After her husband's death, Sue Mingus worked with musicologist Andrew Homzy to catalog the late composer's vast archives. In 1988, she received an NEA Music Fellowship of $20,000 to support "the continuing process of organizing, cataloging, reconstructing, and preserving the scores, recordings, memorabilia, and musical and critical commentary of bassist and composer Charles Mingus."
|". . . let my children hear music-for
God's sake-they have had enough noise."
-- Charles Mingus
from the liner notes for Let My Children Hear Music
During the cataloging process, Homzy discovered the 500-page score for Epitaph, a symphonic work of more than 4,000 measures composed by Charles Mingus over several decades. Comprising 19 movements for 31 musicians, Epitaph has a playing time of more than two hours.

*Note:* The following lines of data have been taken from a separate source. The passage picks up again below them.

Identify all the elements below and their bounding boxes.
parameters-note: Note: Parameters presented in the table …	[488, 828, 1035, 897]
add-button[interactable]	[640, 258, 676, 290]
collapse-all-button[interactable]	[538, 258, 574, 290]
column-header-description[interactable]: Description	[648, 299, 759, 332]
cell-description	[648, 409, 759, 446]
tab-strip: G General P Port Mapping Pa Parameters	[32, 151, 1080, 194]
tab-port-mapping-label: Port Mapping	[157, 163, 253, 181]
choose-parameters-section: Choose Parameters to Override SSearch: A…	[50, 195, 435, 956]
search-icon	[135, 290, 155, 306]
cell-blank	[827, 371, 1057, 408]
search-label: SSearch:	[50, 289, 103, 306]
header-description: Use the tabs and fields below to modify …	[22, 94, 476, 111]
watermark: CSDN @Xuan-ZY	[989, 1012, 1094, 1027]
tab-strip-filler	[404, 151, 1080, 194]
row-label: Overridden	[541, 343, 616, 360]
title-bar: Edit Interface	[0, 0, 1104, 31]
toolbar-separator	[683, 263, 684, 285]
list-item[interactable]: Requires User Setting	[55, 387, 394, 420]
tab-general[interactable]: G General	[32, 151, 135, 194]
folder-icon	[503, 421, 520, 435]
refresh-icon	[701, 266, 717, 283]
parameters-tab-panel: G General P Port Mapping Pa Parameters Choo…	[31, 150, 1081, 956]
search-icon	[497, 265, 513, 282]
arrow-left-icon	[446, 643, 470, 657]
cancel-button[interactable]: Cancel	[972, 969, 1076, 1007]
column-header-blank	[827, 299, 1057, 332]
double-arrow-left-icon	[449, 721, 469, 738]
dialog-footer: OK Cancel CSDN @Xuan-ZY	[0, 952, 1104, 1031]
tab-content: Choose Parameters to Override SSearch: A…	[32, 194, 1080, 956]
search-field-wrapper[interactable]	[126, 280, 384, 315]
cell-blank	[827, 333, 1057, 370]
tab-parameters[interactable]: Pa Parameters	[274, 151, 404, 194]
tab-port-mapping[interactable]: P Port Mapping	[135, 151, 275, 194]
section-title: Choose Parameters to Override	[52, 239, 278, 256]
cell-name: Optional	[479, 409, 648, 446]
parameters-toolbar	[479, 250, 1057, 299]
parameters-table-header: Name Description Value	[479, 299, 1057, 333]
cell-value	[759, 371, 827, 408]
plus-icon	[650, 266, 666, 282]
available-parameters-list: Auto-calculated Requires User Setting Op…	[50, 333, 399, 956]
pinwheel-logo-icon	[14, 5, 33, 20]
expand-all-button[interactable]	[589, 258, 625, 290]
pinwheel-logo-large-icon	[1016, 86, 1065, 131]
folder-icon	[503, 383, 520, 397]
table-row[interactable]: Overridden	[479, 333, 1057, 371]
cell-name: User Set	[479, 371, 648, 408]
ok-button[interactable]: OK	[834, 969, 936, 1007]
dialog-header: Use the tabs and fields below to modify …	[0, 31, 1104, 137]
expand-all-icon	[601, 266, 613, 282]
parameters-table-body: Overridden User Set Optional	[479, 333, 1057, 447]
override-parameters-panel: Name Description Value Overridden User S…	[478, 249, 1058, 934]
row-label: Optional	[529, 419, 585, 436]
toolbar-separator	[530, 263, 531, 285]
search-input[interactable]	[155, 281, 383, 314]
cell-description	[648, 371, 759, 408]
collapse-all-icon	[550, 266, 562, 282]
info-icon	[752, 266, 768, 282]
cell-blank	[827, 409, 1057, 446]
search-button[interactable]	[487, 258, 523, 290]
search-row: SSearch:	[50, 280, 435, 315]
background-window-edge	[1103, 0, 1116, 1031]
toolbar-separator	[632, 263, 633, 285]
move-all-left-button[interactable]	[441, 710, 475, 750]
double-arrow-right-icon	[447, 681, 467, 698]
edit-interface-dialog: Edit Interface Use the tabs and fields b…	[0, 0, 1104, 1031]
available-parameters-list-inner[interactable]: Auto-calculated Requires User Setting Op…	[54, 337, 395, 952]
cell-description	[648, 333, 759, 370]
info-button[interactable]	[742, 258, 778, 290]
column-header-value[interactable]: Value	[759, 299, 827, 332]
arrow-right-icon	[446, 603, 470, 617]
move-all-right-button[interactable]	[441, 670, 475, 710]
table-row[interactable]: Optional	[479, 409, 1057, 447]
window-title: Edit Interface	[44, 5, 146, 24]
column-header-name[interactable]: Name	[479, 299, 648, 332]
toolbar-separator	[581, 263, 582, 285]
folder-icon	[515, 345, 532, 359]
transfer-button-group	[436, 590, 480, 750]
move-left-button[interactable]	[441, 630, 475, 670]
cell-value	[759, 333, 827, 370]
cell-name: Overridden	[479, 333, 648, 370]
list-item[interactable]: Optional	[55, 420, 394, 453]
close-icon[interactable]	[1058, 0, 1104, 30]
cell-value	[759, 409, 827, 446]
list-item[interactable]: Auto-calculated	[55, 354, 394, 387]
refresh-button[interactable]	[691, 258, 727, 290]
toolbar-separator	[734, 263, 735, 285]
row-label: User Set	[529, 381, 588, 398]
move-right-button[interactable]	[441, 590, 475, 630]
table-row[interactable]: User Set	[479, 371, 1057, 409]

With the support of an NEA Jazz Special Projects grant of $30,000, Epitaph premiered at Lincoln Center's Alice Tully Hall in June 1989, a decade after the composer's death. A Billboard review raved, "Gorgeous melodies give way to dark, dense sonorities; tempestuous pronouncements contrast with gospel-inspired petitions. It reflects perfectly Mingus's restless, exploratory nature." The New Yorker enthused that the work, "represents the first advance in jazz composition since Ellington's Black, Brown, and Beige, written in 1943."
In 1992 the Library of Congress acquired the Charles Mingus archives from Sue Mingus, noting in the press release announcing the acquisition that it would "promote the Mingus creative legacy by performances, recordings, lectures, and publications so that his art can be better and more fully and even more appropriately appreciated by the public we serve." The purchase was especially significant as it was the Library's "most important acquisition of a manuscript collection relating to jazz" as well as its first acquisition of materials by an African-American composer.
Housed in the Library's Music Division and Recorded Sound Reference Center, the collection comprises approximately 15,000 items, including scores, the bassist's personal and business correspondence, photographs of the Mingus family, paper memorabilia, and voice and music recordings.
Sue Mingus continues to shepherd her husband's legacy, including three bands--Mingus Big Band, Mingus Orchestra, and Mingus Dynasty; a record label devoted to recordings by Charles Mingus and of his music; a comprehensive Mingus Web site; and the Let My Children Hear Music foundation, which provides jazz education programs at the high school and college level. In the recent All About Jazz interview, she notes, "... Charles as a bandleader and virtuoso bass player is past. That is gone forever. We have records, but what is living, breathing, is the music itself. These musicians, as you say, keep it alive--you know, music dies if it's not played. But I think that Charles left such a huge body of composition that it's not going to be buried anywhere, whether I'm around or not."